Checking the driver’s references and verifying past employment is essential. If a driver was fired for misconduct or ineptness, it is important for the company to consider that fact when deciding whether to make a job offer.
In addition to confirming the credentials of a new hire, companies should road test every driver, both when hired and at periodic intervals, to make sure the driver possesses necessary skills. The fact that a driver obtained a CDL does not assure that the driver is capable of handling the rigs that he or she will be asked to drive.
Enforce Compliance with Rules
Every commercial driver must keep a log that satisfies state and federal standards. The log should indicate that the driver does not exceed the maximum number of driving hours each day. Although the log doesn’t assure that the driver is getting an adequate amount of sleep, it at least provides some evidence that the driver is meeting mandated standards for rest periods.
Trucking companies often have the tools to verify log entries to assure that the driver hasn’t falsified the record. A company that does not have those tools should acquire them.
A GPS tracking device that wirelessly transmits a truck’s location allows trucking companies to learn whether the truck is in operation for more hours than the law allows. The device also allows the company to monitor a truck’s speed to assure that the driver is not breaking speed limits in an effort to meet a deadline.
A trucking company that does not monitor compliance with the law may be negligent, given the ease with which monitoring devices can be acquired and installed in a fleet of trucks. The absence of monitoring devices may be seen as encouraging drivers to falsify their logs, to speed, and to place deadlines ahead of safety.
Owner-operators should carry adequate insurance, should inspect their vehicles, and should obtain necessary certifications and endorsements.

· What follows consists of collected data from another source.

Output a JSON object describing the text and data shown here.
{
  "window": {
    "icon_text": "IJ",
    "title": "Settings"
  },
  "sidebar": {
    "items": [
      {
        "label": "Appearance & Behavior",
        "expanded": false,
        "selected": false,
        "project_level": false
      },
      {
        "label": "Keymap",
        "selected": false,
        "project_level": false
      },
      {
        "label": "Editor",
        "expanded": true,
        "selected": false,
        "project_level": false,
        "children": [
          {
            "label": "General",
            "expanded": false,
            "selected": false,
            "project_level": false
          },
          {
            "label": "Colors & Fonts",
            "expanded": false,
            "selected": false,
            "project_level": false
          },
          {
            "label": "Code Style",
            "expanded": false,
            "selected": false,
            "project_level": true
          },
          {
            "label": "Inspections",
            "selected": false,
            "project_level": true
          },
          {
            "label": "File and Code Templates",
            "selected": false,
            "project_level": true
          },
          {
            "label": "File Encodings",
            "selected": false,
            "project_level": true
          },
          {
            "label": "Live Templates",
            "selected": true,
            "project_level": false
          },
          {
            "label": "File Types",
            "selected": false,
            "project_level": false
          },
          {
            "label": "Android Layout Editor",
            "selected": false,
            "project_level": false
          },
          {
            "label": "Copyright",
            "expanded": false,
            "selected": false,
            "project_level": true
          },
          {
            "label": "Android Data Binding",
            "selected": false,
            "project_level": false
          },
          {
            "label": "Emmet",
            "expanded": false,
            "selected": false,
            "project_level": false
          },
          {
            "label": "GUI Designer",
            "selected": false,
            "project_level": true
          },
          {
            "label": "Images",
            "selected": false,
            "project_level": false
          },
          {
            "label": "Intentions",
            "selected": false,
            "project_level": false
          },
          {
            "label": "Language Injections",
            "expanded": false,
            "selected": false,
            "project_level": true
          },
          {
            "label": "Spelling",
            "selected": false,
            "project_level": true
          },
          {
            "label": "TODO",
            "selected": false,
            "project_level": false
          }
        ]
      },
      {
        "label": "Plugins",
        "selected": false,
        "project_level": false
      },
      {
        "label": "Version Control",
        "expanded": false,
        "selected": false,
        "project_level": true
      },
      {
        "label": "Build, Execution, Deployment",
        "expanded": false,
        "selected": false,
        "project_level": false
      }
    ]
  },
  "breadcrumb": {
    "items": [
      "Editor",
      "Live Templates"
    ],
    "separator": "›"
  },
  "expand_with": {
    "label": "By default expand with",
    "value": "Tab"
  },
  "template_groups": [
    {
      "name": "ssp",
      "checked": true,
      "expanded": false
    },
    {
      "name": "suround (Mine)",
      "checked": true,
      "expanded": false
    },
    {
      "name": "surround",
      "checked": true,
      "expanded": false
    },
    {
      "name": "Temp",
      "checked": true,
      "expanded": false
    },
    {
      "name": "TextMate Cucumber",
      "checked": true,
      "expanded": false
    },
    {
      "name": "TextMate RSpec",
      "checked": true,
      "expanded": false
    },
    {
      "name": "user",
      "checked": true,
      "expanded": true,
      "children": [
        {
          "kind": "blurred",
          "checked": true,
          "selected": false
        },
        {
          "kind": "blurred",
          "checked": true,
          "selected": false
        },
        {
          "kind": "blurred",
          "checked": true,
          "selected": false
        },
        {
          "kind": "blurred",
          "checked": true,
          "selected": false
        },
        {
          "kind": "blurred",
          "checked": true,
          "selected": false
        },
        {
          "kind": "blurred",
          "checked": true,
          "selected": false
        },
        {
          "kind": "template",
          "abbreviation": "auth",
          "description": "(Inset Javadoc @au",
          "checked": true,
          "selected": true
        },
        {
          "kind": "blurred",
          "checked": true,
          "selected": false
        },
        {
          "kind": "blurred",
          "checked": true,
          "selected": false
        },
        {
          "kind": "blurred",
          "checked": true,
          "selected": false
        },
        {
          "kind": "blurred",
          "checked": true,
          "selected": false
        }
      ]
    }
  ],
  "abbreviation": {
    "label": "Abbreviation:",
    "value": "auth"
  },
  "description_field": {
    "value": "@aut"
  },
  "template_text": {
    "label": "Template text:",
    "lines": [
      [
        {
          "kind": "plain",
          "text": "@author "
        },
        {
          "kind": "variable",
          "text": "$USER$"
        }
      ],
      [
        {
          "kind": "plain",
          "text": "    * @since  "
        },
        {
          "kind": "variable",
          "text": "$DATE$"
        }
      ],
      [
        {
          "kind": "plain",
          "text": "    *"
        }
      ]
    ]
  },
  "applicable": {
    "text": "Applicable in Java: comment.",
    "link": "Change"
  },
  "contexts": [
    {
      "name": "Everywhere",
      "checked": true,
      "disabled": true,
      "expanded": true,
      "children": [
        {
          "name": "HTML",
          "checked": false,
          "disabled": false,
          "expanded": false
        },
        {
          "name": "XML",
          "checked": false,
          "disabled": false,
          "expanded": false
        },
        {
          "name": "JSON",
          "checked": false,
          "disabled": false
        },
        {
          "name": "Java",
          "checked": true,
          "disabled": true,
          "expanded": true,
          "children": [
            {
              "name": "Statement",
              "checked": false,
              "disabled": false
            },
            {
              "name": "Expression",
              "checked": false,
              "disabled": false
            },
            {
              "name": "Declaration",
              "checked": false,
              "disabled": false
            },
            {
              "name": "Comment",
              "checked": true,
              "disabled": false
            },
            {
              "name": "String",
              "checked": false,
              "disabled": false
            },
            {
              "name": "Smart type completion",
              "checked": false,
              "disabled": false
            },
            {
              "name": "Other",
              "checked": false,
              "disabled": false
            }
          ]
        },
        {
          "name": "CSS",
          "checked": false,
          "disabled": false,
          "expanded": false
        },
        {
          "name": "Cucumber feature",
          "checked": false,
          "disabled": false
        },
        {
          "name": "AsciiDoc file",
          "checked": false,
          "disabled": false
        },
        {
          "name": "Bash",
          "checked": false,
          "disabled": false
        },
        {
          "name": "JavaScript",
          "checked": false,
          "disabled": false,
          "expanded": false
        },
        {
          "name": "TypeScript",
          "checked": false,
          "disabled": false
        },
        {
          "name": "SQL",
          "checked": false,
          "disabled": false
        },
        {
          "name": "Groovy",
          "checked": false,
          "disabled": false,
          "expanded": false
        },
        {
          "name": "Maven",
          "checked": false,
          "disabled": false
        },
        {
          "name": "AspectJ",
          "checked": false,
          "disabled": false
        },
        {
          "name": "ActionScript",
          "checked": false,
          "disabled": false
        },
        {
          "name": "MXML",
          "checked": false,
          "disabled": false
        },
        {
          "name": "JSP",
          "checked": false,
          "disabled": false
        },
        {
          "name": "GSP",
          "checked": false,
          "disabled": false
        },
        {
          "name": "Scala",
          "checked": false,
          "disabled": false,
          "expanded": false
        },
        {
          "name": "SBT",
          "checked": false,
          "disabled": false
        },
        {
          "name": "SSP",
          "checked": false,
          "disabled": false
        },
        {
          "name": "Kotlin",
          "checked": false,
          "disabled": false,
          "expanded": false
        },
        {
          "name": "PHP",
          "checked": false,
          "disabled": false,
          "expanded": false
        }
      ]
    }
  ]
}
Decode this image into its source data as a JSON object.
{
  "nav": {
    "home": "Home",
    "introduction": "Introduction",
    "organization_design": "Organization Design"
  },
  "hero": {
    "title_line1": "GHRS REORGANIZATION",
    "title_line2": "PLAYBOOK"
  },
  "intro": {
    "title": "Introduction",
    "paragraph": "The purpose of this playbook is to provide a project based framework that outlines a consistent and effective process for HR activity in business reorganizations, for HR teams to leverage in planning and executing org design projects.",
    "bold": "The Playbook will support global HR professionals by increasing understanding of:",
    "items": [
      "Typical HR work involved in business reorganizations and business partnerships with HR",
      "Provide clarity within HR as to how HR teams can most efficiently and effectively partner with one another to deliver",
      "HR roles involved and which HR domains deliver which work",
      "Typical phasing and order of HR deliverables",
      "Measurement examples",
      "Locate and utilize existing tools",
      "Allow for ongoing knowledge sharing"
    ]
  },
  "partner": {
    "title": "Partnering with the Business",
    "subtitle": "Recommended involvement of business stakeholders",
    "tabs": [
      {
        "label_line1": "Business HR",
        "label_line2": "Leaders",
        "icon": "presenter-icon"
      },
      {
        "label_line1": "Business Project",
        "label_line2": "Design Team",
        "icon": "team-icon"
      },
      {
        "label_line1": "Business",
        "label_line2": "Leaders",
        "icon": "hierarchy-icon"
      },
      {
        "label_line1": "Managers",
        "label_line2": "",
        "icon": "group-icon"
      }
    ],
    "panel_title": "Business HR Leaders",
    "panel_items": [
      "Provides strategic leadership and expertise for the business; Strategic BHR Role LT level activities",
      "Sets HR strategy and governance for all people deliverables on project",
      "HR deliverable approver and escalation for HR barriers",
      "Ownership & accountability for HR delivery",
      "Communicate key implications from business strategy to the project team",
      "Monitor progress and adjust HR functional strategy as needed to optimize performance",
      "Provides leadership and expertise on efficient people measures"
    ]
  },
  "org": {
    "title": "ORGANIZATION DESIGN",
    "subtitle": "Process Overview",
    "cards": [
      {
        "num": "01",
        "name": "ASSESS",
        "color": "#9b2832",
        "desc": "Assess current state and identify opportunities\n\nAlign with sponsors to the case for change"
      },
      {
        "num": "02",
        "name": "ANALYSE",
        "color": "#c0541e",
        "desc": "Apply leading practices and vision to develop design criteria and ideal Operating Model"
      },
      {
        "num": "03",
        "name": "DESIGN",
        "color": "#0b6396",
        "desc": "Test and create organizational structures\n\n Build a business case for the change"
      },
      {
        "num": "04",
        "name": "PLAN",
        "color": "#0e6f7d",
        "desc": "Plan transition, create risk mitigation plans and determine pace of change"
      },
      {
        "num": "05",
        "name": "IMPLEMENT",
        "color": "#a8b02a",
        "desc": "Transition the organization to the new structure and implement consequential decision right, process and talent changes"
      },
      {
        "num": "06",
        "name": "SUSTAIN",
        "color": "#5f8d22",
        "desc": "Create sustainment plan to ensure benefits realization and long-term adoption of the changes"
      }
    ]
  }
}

But the first line of defense for a driver who wants to avoid a lawsuit means driving safely.
Fatigue and “highway hypnosis” are the enemies of drivers. Stopping, resting, and keeping eyes constantly in motion help drivers stay fresh and alert.
Of course, drivers should never consume drugs or alcohol in the hours before driving. They should not text, operate portable electronic devices, or program a GPS device while their vehicle is moving.
Many trucking accidents occur when a truck is merging or changing lanes. Be aware of blind spots and of other traffic. The fact that you’re in the biggest vehicle on the road doesn’t necessarily mean that drivers of smaller vehicles will get out of your way.
Other common trucking accidents are front-end collisions when a truck strays across a centerline and rear-end collisions when a truck fails to stop in time to avoid a collision with vehicles that are stopped in bumper-to-bumper traffic. Avoiding a lawsuit means being aware at all time of other vehicles on the road and understanding the amount of time it takes to bring a heavy truck to a stop in an emergency.